Warwick points out that we've had at least one energy crisis in every decade since the 1970s, and they've all started with a disruption in supply relative to demand, which causes prices to spike. Then consumption patterns change, production increases, technology offers solutions, or a combination of the above leads to a new stabilization.

While acknowledging that prices are higher than ever, Warwick doesn't think the current prices are sustainable, never mind the predictions of $200 and $300 a barrel.

"I don't think they're sustainable for the same reason that they weren't sustainable for the other crises that we've seen," he observes. He predicts that further developments in solar and wind power, combined with cultural change–"the whole green movement and global warming"–will change consumption patterns and lessen demand.
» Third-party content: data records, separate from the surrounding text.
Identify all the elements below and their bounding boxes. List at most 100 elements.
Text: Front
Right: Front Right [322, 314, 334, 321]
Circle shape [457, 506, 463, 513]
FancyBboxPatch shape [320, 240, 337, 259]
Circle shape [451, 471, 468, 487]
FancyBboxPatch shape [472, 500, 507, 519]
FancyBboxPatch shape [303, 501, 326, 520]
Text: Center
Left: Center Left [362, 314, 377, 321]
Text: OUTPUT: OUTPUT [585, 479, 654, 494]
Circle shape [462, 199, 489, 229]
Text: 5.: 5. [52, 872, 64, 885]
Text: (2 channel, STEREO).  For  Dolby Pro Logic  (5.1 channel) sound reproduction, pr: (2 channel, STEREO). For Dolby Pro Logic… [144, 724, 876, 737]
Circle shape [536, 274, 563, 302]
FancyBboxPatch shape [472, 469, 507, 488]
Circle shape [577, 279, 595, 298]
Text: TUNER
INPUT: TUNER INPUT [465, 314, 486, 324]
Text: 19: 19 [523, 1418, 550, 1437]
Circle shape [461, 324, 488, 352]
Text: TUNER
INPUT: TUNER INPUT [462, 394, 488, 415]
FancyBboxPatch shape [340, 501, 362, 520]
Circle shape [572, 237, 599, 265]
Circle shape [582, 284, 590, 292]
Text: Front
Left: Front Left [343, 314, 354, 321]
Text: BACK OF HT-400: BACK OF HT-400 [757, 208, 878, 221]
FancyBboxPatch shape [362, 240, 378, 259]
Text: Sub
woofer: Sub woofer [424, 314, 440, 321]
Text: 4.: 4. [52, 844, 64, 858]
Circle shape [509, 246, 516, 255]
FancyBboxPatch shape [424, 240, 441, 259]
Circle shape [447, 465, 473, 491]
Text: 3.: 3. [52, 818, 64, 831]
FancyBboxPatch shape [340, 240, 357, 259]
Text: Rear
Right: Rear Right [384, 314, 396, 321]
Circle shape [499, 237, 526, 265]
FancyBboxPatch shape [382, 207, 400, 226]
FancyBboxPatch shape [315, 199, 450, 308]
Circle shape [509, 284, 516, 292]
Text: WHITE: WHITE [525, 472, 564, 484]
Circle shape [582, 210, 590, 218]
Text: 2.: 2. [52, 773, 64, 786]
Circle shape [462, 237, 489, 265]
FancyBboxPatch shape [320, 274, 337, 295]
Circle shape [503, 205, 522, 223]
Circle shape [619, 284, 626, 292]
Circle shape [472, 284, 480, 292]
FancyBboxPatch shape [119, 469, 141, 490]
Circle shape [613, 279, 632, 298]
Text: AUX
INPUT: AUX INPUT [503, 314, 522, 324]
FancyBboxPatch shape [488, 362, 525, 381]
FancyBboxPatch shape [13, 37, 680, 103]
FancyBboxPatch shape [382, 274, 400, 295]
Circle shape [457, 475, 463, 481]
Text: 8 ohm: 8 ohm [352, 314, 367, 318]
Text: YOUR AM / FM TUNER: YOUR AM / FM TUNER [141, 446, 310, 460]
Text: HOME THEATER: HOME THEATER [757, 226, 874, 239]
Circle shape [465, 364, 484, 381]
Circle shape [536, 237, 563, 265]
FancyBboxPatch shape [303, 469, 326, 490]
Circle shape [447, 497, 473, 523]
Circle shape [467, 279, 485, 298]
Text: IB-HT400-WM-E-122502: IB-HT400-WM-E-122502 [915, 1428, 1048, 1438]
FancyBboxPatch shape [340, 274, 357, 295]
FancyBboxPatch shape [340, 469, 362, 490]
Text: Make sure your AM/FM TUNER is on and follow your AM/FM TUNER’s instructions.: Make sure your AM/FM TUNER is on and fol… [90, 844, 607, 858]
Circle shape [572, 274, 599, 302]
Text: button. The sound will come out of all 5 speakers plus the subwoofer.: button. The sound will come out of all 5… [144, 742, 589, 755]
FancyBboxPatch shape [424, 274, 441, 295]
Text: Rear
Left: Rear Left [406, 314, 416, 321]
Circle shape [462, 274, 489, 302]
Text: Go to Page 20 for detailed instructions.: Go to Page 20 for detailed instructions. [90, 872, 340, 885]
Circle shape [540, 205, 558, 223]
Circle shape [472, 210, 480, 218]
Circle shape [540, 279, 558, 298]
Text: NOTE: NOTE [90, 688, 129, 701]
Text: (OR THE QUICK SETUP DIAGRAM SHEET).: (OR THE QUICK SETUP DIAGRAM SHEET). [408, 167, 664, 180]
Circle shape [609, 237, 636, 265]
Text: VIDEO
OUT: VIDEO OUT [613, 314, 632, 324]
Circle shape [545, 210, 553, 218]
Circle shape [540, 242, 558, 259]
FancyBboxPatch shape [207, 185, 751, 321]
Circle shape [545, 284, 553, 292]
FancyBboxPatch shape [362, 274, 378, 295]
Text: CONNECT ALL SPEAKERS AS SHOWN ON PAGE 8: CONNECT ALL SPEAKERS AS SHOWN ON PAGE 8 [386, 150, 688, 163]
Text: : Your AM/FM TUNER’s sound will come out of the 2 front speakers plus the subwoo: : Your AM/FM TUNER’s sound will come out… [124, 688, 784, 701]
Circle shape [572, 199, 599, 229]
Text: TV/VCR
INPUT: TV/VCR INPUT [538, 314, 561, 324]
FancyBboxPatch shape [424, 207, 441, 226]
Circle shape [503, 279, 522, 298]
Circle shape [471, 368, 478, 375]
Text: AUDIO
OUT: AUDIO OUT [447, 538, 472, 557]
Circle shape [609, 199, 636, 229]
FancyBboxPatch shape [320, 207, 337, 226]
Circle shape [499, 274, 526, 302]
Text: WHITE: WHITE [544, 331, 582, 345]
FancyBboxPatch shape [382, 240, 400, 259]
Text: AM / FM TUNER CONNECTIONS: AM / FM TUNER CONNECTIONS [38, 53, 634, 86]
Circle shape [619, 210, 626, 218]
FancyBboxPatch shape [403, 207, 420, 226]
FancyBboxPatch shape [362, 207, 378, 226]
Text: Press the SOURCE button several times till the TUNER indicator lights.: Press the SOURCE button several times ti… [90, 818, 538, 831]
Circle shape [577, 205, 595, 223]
"I think you'll see the energy companies investing in infrastructure to reach that harder-to-get-to oil. We've already gotten the easy-to-get-to oil. In three to five years, once we get that done, there's going to be oil everywhere and nobody's going to be using it. That's why I see oil going back dramatically lower, about $20 a barrel. You think that's funny, but in January 1999, oil went to $8 a barrel. Can it go back to $20? Absolutely."

He continues, "All I'm saying is that capitalism is a self-correcting sort of process. When the price of a good gets out of whack, then there are other economic forces that move in to correct it. I'm trying to insert a little pragmatism into this whole energy argument."